Rodrigo Vidal

Izquierda y Derecha: ¿Conceptos Arcaicos?

Hace unos días amanecí con el idealismo alborotado...

 

¿Que posibilidad existe de que entre todos los temas que alimentan el debate entre gobierno y oposición, exista uno que sea fácil de encarar y a la vez fundamental?

¿Que tan factible es que las palabras producir y repartir tengan un significado más allá de lo que hemos visto hasta ahora?

¿Es acaso posible que identifiquemos a la derecha como el grupo de gente preocupado por producir con eficacia y que califiquemos a la izquierda como aquellos interesados en repartir con justicia?

¿Hay alguna posibilidad de que de repente, con claridad extrema, nos demos cuenta de que ambos bandos hemos estado persiguiendo un objetivo común?

¿Qué tan probable es que cambiemos en nuestro vocabulario el término “los de derecha” por “los productores”, y a su vez el término “los de izquierda” por “los repartidores”? Siendo ambas funciones, la de producir y la de repartir, algo indispensable para cualquier sociedad, se vuelve honroso pertenecer a cualquiera de ellas o, porqué no, a ambas.

Pensando un poquito en el pasado, puedo ver sin mucha dificultad, a los productores extremadamente inquietos cuando los repartidores se concentraban en su especialidad y no le ponían mucho empeño en producir.

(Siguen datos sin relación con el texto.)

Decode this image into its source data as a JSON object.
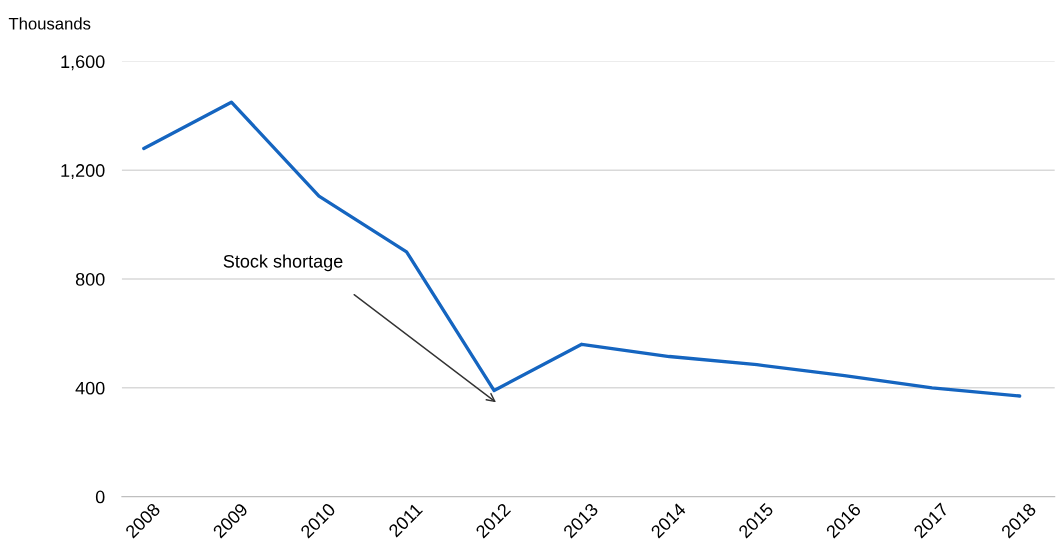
{
  "chart_data": {
    "type": "line",
    "ylabel": "Thousands",
    "categories": [
      "2008",
      "2009",
      "2010",
      "2011",
      "2012",
      "2013",
      "2014",
      "2015",
      "2016",
      "2017",
      "2018"
    ],
    "series": [
      {
        "color": "#1565c0",
        "values": [
          1280,
          1450,
          1105,
          900,
          390,
          560,
          515,
          485,
          445,
          400,
          370
        ]
      }
    ],
    "ylim": [
      0,
      1600
    ],
    "yticks": [
      {
        "value": 0,
        "label": "0"
      },
      {
        "value": 400,
        "label": "400"
      },
      {
        "value": 800,
        "label": "800"
      },
      {
        "value": 1200,
        "label": "1,200"
      },
      {
        "value": 1600,
        "label": "1,600"
      }
    ],
    "grid": "y",
    "marker": "none",
    "line_style": "solid",
    "annotations": [
      "Stock shortage"
    ]
  }
}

Y así mismo en otras épocas, cuando los repartidores se ofuscaban al ver que los productores no tenían mayores planes para repartir.

Yo he vivido por décadas en Ecuador, y los gobiernos ecuatorianos quieren ser, desde algún tiempo a esta parte, los mejores repartidores. Tenemos subsidio a los combustibles, subsidio al gas licuado y a la energía eléctrica, bonos de la pobreza o bonos solidarios, etc. En general, pareciera haber las mejores intenciones para repartir los bienes del país. Pero por otro lado, como debes saber, la producción no es nuestro fuerte. Las reglas de juego no son muy claras. Ni las reglas internas ni la política internacional. Nos peleamos con los principales socios comerciales, no queremos firmar tratados, ahuyentamos la inversión, en fin, nuestra capacidad de producción deja mucho que desear.

En cambio Chile, parece haber logrado hoy un equilibrio envidiable. Viene desde hace muchos años con una inercia de productividad y comercio agresivo, lo que permite que existan los recursos para repartir, es decir para hacer labor social y satisfacer las necesidades de los ciudadanos.

 

Que tan realizable es que tanto productores como repartidores asumamos nuestra función, aquella que nos parece tan importante, y que de hecho lo es, y generemos un nuevo mañana, donde las ideologías extremas del pasado nos sirvan de catapulta para  converger en una sola tendencia, conscientes de nuestro aporte complementario y así servir y avanzar a toda capacidad, sin distracciones.

 

Estoy convencido de que para allá vamos, la pregunta es ¿Cuando empezamos a dejar atrás los errores del pasado?